Speaking at the Cisco global partner conference, the vendor’s senior vice-president, worldwide partner organisation, Keith Goodwin, recognised some of the difficulties partners have had, and said resolving them was key in addressing market opportunities created by the economic uptick.
“Over the last five years, the feedback has been that Cisco needs to be easier to do business with,” he said.
Early steps include the global rollout of channel booking neutrality, as well as the My Cisco portal, a scalable platform aimed at easier partner engagement, Goodwin claimed.
Partner profitability is also a major focus. Despite being a 100 per cent channel oriented organisation, Goodwin acknowledged a perceived level of competition with the channel in some of the high-touch, tier-one customer accounts.
Cisco has identified 500 of these “transformational accounts” globally where the highest tension with the channel is found. Transformational customers have been identified as tier-one, early adopters of technology and are complex with what they want.
In a bid to give partners more opportunity in these accounts, the vendor will launch its first services specialisation. Although Cisco will be active in offering services to those customers, it will be in a complementary fashion to the partner's engagement, its senior vice-president of worldwide partner go-to-market group, Edison Peres, said.
"Through the new services specialisation, we'll encourage partners to understand and invest in services capabilities, and those partners that obtain it will be preferred in those transformational accounts," he said.

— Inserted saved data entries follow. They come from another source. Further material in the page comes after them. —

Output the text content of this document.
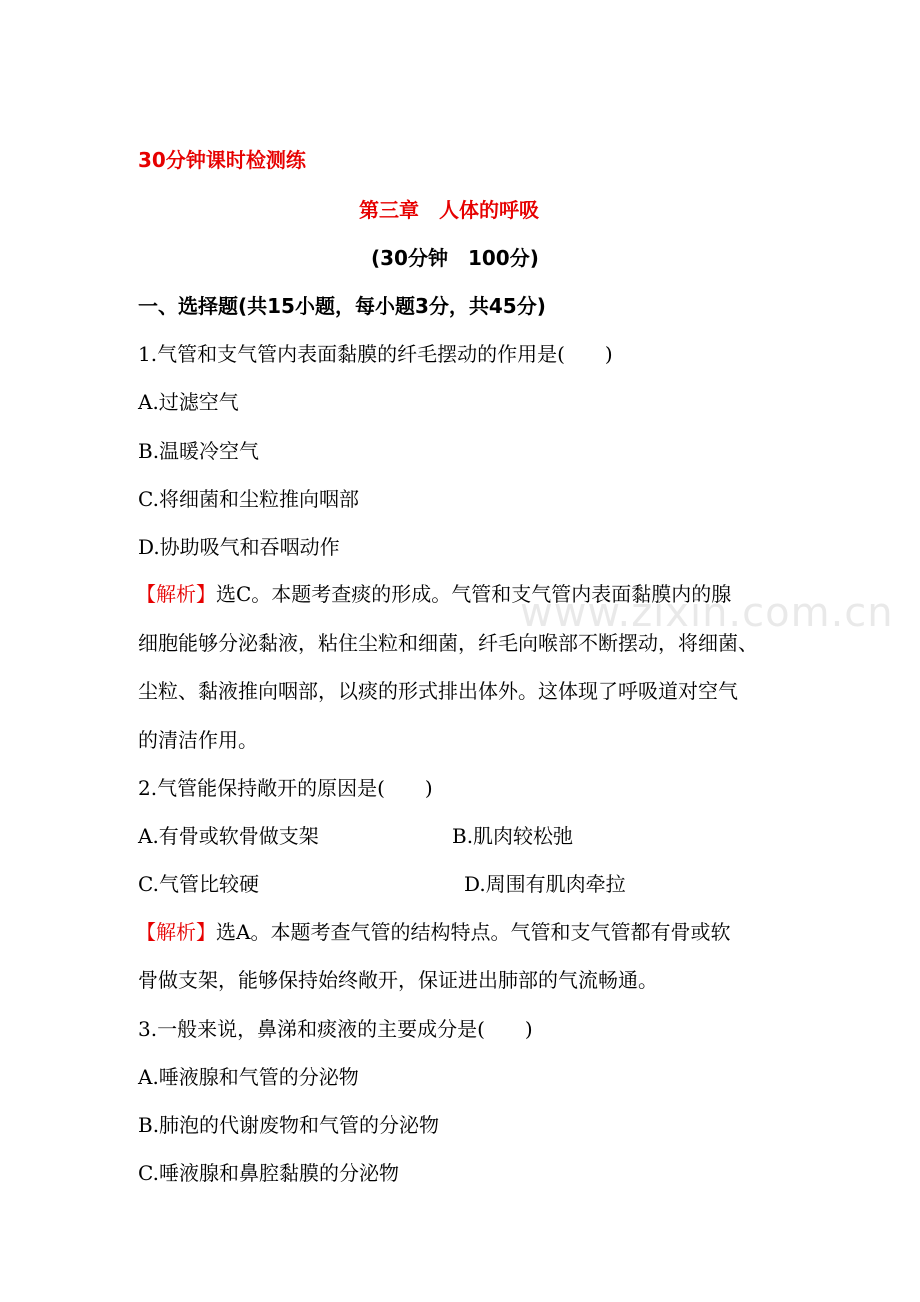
30分钟课时检测练
第三章　人体的呼吸
(30分钟　100分)
一、选择题(共15小题，每小题3分，共45分)
1.气管和支气管内表面黏膜的纤毛摆动的作用是(　　)
A.过滤空气
B.温暖冷空气
C.将细菌和尘粒推向咽部
D.协助吸气和吞咽动作
【解析】选C。本题考查痰的形成。气管和支气管内表面黏膜内的腺
细胞能够分泌黏液，粘住尘粒和细菌，纤毛向喉部不断摆动，将细菌、
尘粒、黏液推向咽部，以痰的形式排出体外。这体现了呼吸道对空气
的清洁作用。
2.气管能保持敞开的原因是(　　)
A.有骨或软骨做支架	B.肌肉较松弛
C.气管比较硬	D.周围有肌肉牵拉
【解析】选A。本题考查气管的结构特点。气管和支气管都有骨或软
骨做支架，能够保持始终敞开，保证进出肺部的气流畅通。
3.一般来说，鼻涕和痰液的主要成分是(　　)
A.唾液腺和气管的分泌物
B.肺泡的代谢废物和气管的分泌物
C.唾液腺和鼻腔黏膜的分泌物
www.zixin.com.cn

Cisco has been seen as in competition with partners around large services and support accounts in the past, Peres said. In light of this, the vendor has adopted a new compensation policy to ensure neutrality for partners.
Cisco has also unveiled its Teaming Incentive Program (TIP) at the partner conference, which was trialled in Latin America over the last year. Through the program, a Cisco account manager will identify a qualified partner to bring into the early stages of the customer qualification phase. Criteria will include the ability to add services, as well as having appropriate certification, pre-sales investments and market understanding.
Cisco will give an additional five discount points to those partners as an incentive, and will additionally maintain it if it goes to a non-standard dealer service arrangement (DSA). Previously, if it went to DSA, it would lose the extra discount points.
Finally, the vendor announced development of its Global Partner Network program to facilitate continued collaboration between channel organisations expanding outside of the US. All of the new programs have been slated for full rollout in Cisco's first fiscal quarter in August.
Matthew Sainsbury travelled to Cisco Partner Summit as a guest of Cisco.